呻吟語 / 外篇・聖賢・心は知覺の為に苦しまず
曰:「富貴、貧賤、壽夭、寵辱,聖人末嘗不落花飛絮之耳。雖有知覺,心不為知覺苦。」
新字:曰:「富貴、貧賤、寿夭、寵辱,聖人末嘗不落花飛絮之耳。雖有知覚,心不為知覚苦。」
書き下し
曰く、「富貴・貧賤・壽夭・寵辱は、聖人未だ嘗て落花飛絮にせずんばあらざるのみ。知覺有りと雖も、心は知覺の為に苦しまず」と。
現代語訳
答えて言う。
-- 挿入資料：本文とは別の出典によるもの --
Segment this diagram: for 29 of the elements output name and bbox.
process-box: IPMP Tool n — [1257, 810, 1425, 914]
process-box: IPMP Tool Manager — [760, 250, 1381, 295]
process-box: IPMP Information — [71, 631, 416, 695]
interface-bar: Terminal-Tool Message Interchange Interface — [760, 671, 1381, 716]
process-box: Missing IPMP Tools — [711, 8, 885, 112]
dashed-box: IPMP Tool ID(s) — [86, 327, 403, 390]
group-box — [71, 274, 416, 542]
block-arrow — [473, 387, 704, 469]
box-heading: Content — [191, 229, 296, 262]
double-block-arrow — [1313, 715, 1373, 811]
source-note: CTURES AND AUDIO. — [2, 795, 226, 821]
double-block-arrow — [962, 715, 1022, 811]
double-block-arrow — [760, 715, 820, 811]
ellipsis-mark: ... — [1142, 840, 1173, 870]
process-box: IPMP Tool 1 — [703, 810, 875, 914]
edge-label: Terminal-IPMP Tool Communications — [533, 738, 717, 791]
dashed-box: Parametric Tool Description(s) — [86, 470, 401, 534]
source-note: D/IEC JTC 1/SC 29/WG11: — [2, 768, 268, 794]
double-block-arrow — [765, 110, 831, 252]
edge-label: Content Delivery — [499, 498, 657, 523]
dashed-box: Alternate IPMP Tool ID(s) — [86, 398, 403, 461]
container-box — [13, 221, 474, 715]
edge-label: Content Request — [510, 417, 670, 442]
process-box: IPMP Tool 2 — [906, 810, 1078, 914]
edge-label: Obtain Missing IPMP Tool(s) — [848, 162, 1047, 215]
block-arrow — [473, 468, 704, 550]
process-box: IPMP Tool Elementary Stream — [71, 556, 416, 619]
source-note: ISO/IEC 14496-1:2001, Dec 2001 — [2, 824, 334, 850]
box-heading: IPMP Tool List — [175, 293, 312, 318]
富貴も貧賤も長命も短命も寵愛も辱めも、聖人はみな散る花や飛ぶ綿毛のように扱っています。知覚はあっても、心が知覚のために苦しむことはありません。
解説
前の段の問いに答えます。知覚を捨てるのではなく、持ったまま苦しまない。富貴も貧賤も落花や飛ぶ綿毛のように扱うという言い方が鮮やかです。無知覚に戻るのではなく、知覚を持ったまま揺れない。仏道の委ねと儒の構えを、ここで分けた形になっています。無知覚に戻るのではなく、持ったまま揺れないのです。仏道の委ねと儒の構えが、ここで分かれます。